Beverly: This is wholly unacceptable.
Adam: And yet, we're all accepting it without reflection.
Mr. Glascott: At the holiday party, Principal Ball told me that he valued my input. But then he called me Dennis.
Beverly: No child of mine is gonna sit around and become a lazy lump.
Dave Kim: Don't bother. He's pretty dug in. He tried to make me carry him home.
Adam: No. I asked you to pull me home in a red wagon. Your version makes me look bad.
Mr. Glascott: I'm always pestering Ball every waking hour to keep me involved. Is it possible he's not responding to that?

Quote from Beverly

Beverly: Exercise is the heartbeat of the Goldberg family!
Adam: Please, Dad stops and sits on the way from the couch to the fridge to break up the trip.
Beverly: You are not gonna become your dear but inert father. John, cue Richard.
Mr. Glascott: You're needed again, tireless curly-haired oddball.
Beverly: [holds Adam and starts moving] Left, left and right.
Adam: Nope, not gonna happen. Gaah! Leave me alone!
Beverly: We're moving!
Adam: Dave Kim, look away!
Dave Kim: Not a chance.
Mr. Glascott: No hustle, no muscle! Knees up!
Beverly: Whoo!

Quote from Geoff

Barry: Suite 510?
Geoff: Wait. Barry, you weren't selected as a finalist for an internship with renowned surgeon Dr. Andrew Solit, were you?
Barry: How'd you guess?
Geoff: Brothers know.
Barry: Brothers do know. A summer with Dr. Solit would look amazing on a medical-school app.
Geoff: I heard last year's interns all got into their first choice, except one guy who got caught switching out urine samples with his own. What's the thrill there?
Barry: Coupla bros going for the same internship. Well, if you think about it, bro, it's...
Geoff: Great. So great... bro.

Quote from Barry

Barry: You really think it's mine?
Joanne: I know it, babe. Look, I love my brother, but you're smarter, way more passionate and alpha. Plus, you're smoking hot in a way that sneaks up on you.
Barry: I do sneak up on you.

Quote from Erica

[cuts back and forth between Barry talking to Joanne and Geoff talking to Erica:]
Geoff: Maybe things would be different now. 'Cause we're brothers.
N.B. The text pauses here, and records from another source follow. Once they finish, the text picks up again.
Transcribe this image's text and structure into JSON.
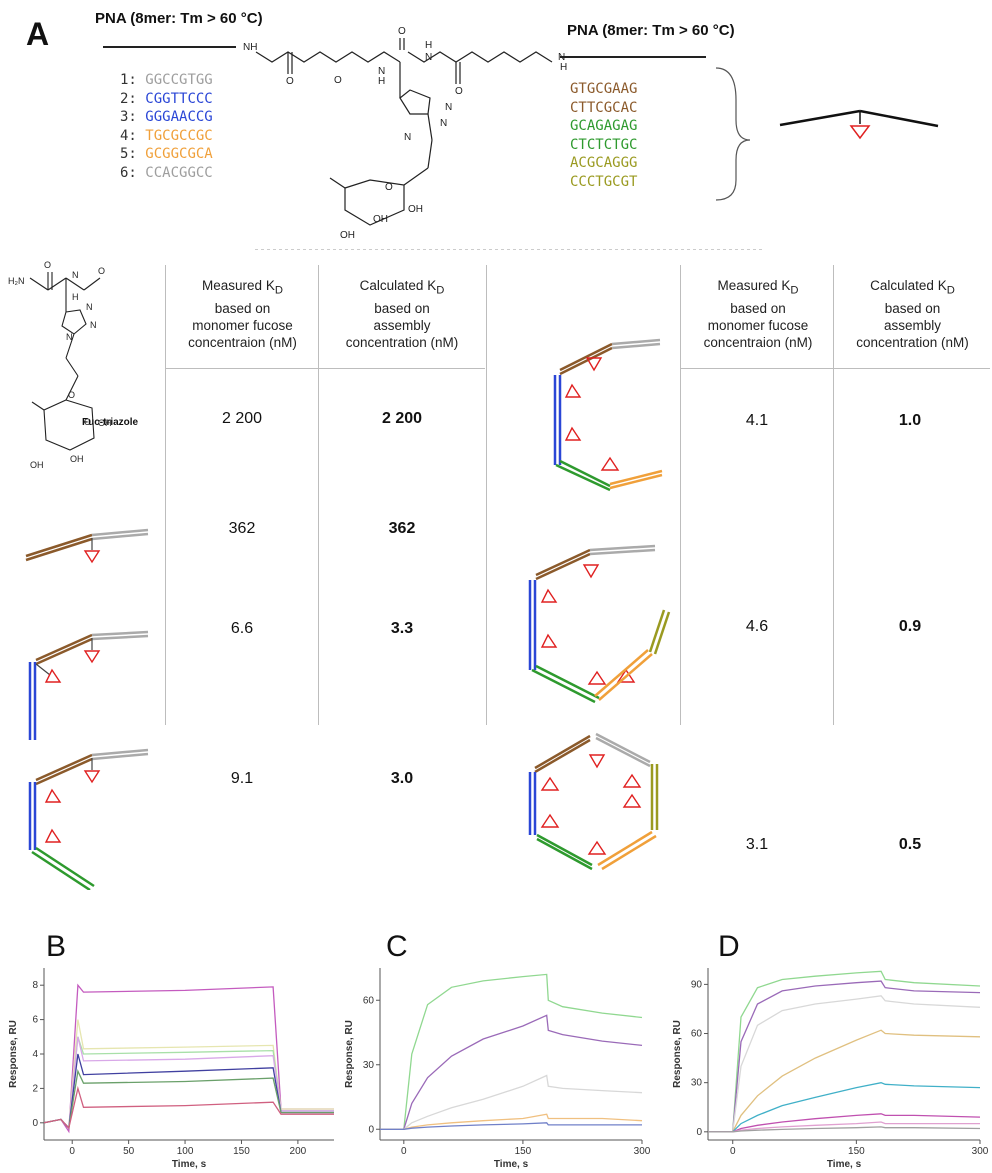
{
  "panel_labels": {
    "a": "A",
    "b": "B",
    "c": "C",
    "d": "D"
  },
  "pna_left": "PNA (8mer: Tm > 60 °C)",
  "pna_right": "PNA (8mer: Tm > 60 °C)",
  "left_sequences": [
    {
      "num": "1:",
      "seq": "GGCCGTGG",
      "color": "#9e9e9e"
    },
    {
      "num": "2:",
      "seq": "CGGTTCCC",
      "color": "#2a46d6"
    },
    {
      "num": "3:",
      "seq": "GGGAACCG",
      "color": "#2a46d6"
    },
    {
      "num": "4:",
      "seq": "TGCGCCGC",
      "color": "#f0a03a"
    },
    {
      "num": "5:",
      "seq": "GCGGCGCA",
      "color": "#f0a03a"
    },
    {
      "num": "6:",
      "seq": "CCACGGCC",
      "color": "#9e9e9e"
    }
  ],
  "right_sequences": [
    {
      "seq": "GTGCGAAG",
      "color": "#8b5a2b"
    },
    {
      "seq": "CTTCGCAC",
      "color": "#8b5a2b"
    },
    {
      "seq": "GCAGAGAG",
      "color": "#2e9a2e"
    },
    {
      "seq": "CTCTCTGC",
      "color": "#2e9a2e"
    },
    {
      "seq": "ACGCAGGG",
      "color": "#9a9a20"
    },
    {
      "seq": "CCCTGCGT",
      "color": "#9a9a20"
    }
  ],
  "structure_labels": {
    "fuc_triazole": "Fuc-triazole",
    "oh": "OH",
    "h2n": "H₂N",
    "n": "N",
    "h": "H",
    "o": "O"
  },
  "table": {
    "header_measured": [
      "Measured K",
      "based on",
      "monomer fucose",
      "concentraion (nM)"
    ],
    "header_calculated": [
      "Calculated K",
      "based on",
      "assembly",
      "concentration (nM)"
    ],
    "subscript": "D",
    "left_rows": [
      {
        "measured": "2 200",
        "calculated": "2 200"
      },
      {
        "measured": "362",
        "calculated": "362"
      },
      {
        "measured": "6.6",
        "calculated": "3.3"
      },
      {
        "measured": "9.1",
        "calculated": "3.0"
      }
    ],
    "right_rows": [
      {
        "measured": "4.1",
        "calculated": "1.0"
      },
      {
        "measured": "4.6",
        "calculated": "0.9"
      },
      {
        "measured": "3.1",
        "calculated": "0.5"
      }
    ]
  },
  "chart_data": [
    {
      "panel": "B",
      "type": "line",
      "xlabel": "Time, s",
      "ylabel": "Response, RU",
      "xlim": [
        -25,
        232
      ],
      "ylim": [
        -1,
        9
      ],
      "xticks": [
        0,
        50,
        100,
        150,
        200
      ],
      "yticks": [
        0,
        2,
        4,
        6,
        8
      ],
      "series": [
        {
          "color": "#c45bbf",
          "x": [
            -25,
            -10,
            -3,
            5,
            10,
            100,
            178,
            185,
            200,
            232
          ],
          "y": [
            0,
            0.2,
            -0.5,
            8,
            7.6,
            7.7,
            7.9,
            0.8,
            0.8,
            0.8
          ]
        },
        {
          "color": "#e6e6b0",
          "x": [
            -25,
            -10,
            -3,
            5,
            10,
            100,
            178,
            185,
            200,
            232
          ],
          "y": [
            0,
            0.2,
            -0.3,
            6,
            4.3,
            4.4,
            4.5,
            0.8,
            0.8,
            0.8
          ]
        },
        {
          "color": "#a8e0a8",
          "x": [
            -25,
            -10,
            -3,
            5,
            10,
            100,
            178,
            185,
            200,
            232
          ],
          "y": [
            0,
            0.2,
            -0.3,
            5,
            4.0,
            4.1,
            4.2,
            0.7,
            0.7,
            0.7
          ]
        },
        {
          "color": "#d8a8e8",
          "x": [
            -25,
            -10,
            -3,
            5,
            10,
            100,
            178,
            185,
            200,
            232
          ],
          "y": [
            0,
            0.2,
            -0.3,
            5,
            3.6,
            3.7,
            3.9,
            0.7,
            0.7,
            0.7
          ]
        },
        {
          "color": "#4040a0",
          "x": [
            -25,
            -10,
            -3,
            5,
            10,
            100,
            178,
            185,
            200,
            232
          ],
          "y": [
            0,
            0.2,
            -0.3,
            4,
            2.8,
            3.0,
            3.2,
            0.6,
            0.6,
            0.6
          ]
        },
        {
          "color": "#6aa06a",
          "x": [
            -25,
            -10,
            -3,
            5,
            10,
            100,
            178,
            185,
            200,
            232
          ],
          "y": [
            0,
            0.2,
            -0.3,
            3,
            2.3,
            2.4,
            2.6,
            0.6,
            0.6,
            0.6
          ]
        },
        {
          "color": "#d06080",
          "x": [
            -25,
            -10,
            -3,
            5,
            10,
            100,
            178,
            185,
            200,
            232
          ],
          "y": [
            0,
            0.2,
            -0.3,
            2,
            0.9,
            1.0,
            1.2,
            0.5,
            0.5,
            0.5
          ]
        }
      ]
    },
    {
      "panel": "C",
      "type": "line",
      "xlabel": "Time, s",
      "ylabel": "Response, RU",
      "xlim": [
        -30,
        300
      ],
      "ylim": [
        -5,
        75
      ],
      "xticks": [
        0,
        150,
        300
      ],
      "yticks": [
        0,
        30,
        60
      ],
      "series": [
        {
          "color": "#90d890",
          "x": [
            -30,
            0,
            10,
            30,
            60,
            100,
            150,
            180,
            182,
            200,
            250,
            300
          ],
          "y": [
            0,
            0,
            35,
            58,
            66,
            69,
            71,
            72,
            60,
            57,
            54,
            52
          ]
        },
        {
          "color": "#9a6ab8",
          "x": [
            -30,
            0,
            10,
            30,
            60,
            100,
            150,
            180,
            182,
            200,
            250,
            300
          ],
          "y": [
            0,
            0,
            12,
            24,
            34,
            42,
            48,
            53,
            46,
            44,
            41,
            39
          ]
        },
        {
          "color": "#d8d8d8",
          "x": [
            -30,
            0,
            10,
            30,
            60,
            100,
            150,
            180,
            182,
            200,
            250,
            300
          ],
          "y": [
            0,
            0,
            3,
            6,
            10,
            14,
            20,
            25,
            20,
            19,
            18,
            17
          ]
        },
        {
          "color": "#f0c080",
          "x": [
            -30,
            0,
            10,
            30,
            60,
            100,
            150,
            180,
            182,
            200,
            250,
            300
          ],
          "y": [
            0,
            0,
            1,
            2,
            3,
            4,
            5,
            7,
            5,
            5,
            5,
            4
          ]
        },
        {
          "color": "#7080c8",
          "x": [
            -30,
            0,
            10,
            30,
            60,
            100,
            150,
            180,
            182,
            200,
            250,
            300
          ],
          "y": [
            0,
            0,
            0.5,
            1,
            1.5,
            2,
            2.5,
            3,
            2,
            2,
            2,
            2
          ]
        }
      ]
    },
    {
      "panel": "D",
      "type": "line",
      "xlabel": "Time, s",
      "ylabel": "Response, RU",
      "xlim": [
        -30,
        300
      ],
      "ylim": [
        -5,
        100
      ],
      "xticks": [
        0,
        150,
        300
      ],
      "yticks": [
        0,
        30,
        60,
        90
      ],
      "series": [
        {
          "color": "#90d890",
          "x": [
            -30,
            0,
            10,
            30,
            60,
            100,
            150,
            180,
            185,
            220,
            300
          ],
          "y": [
            0,
            0,
            70,
            88,
            93,
            95,
            97,
            98,
            93,
            91,
            89
          ]
        },
        {
          "color": "#9a6ab8",
          "x": [
            -30,
            0,
            10,
            30,
            60,
            100,
            150,
            180,
            185,
            220,
            300
          ],
          "y": [
            0,
            0,
            55,
            78,
            86,
            89,
            91,
            92,
            88,
            86,
            85
          ]
        },
        {
          "color": "#d8d8d8",
          "x": [
            -30,
            0,
            10,
            30,
            60,
            100,
            150,
            180,
            185,
            220,
            300
          ],
          "y": [
            0,
            0,
            40,
            65,
            74,
            78,
            81,
            83,
            80,
            78,
            76
          ]
        },
        {
          "color": "#e0c080",
          "x": [
            -30,
            0,
            10,
            30,
            60,
            100,
            150,
            180,
            185,
            220,
            300
          ],
          "y": [
            0,
            0,
            10,
            22,
            34,
            45,
            56,
            62,
            60,
            59,
            58
          ]
        },
        {
          "color": "#40b0c8",
          "x": [
            -30,
            0,
            10,
            30,
            60,
            100,
            150,
            180,
            185,
            220,
            300
          ],
          "y": [
            0,
            0,
            5,
            10,
            16,
            21,
            27,
            30,
            29,
            28,
            27
          ]
        },
        {
          "color": "#c050b0",
          "x": [
            -30,
            0,
            10,
            30,
            60,
            100,
            150,
            180,
            185,
            220,
            300
          ],
          "y": [
            0,
            0,
            2,
            4,
            6,
            8,
            10,
            11,
            10,
            10,
            9
          ]
        },
        {
          "color": "#e0a0d0",
          "x": [
            -30,
            0,
            10,
            30,
            60,
            100,
            150,
            180,
            185,
            220,
            300
          ],
          "y": [
            0,
            0,
            1,
            2,
            3,
            4,
            5,
            6,
            5,
            5,
            5
          ]
        },
        {
          "color": "#a0a0a0",
          "x": [
            -30,
            0,
            10,
            30,
            60,
            100,
            150,
            180,
            185,
            220,
            300
          ],
          "y": [
            0,
            0,
            0.5,
            1,
            1.5,
            2,
            2.5,
            3,
            2.5,
            2.5,
            2
          ]
        }
      ]
    }
  ]
}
Like, real brothers.
Barry: It's by marriage, which is meaningless, but... a bro is a bro.
Joanne: He's lived in your jacked shadow your whole lives. Maybe there's another internship out there.
Erica: There's gotta be another summer gig.
Geoff: You're right. I wouldn't wanna hurt Barry for anything.
Barry: It's the right thing to do. For family.
Geoff: It's what you do for family.
Erica: Proud of you, babe.
Joanne: I'm so proud of you, hon.
Erica: Let's celebrate with you giving me a foot rub.

Quote from Mr. Glascott

Beverly: Who's ready to get physical? Whoo!
Adam: Oh, balls.
JC Spink: Goldberg, why does your mom look like Liza Minnelli ready to take a jog?
Adam: Mother, a word?
Beverly: Schmoo, I told you I was gonna make you move your body.
Mr. Glascott: She did say that back at home. We have a personal friendship outside of these walls.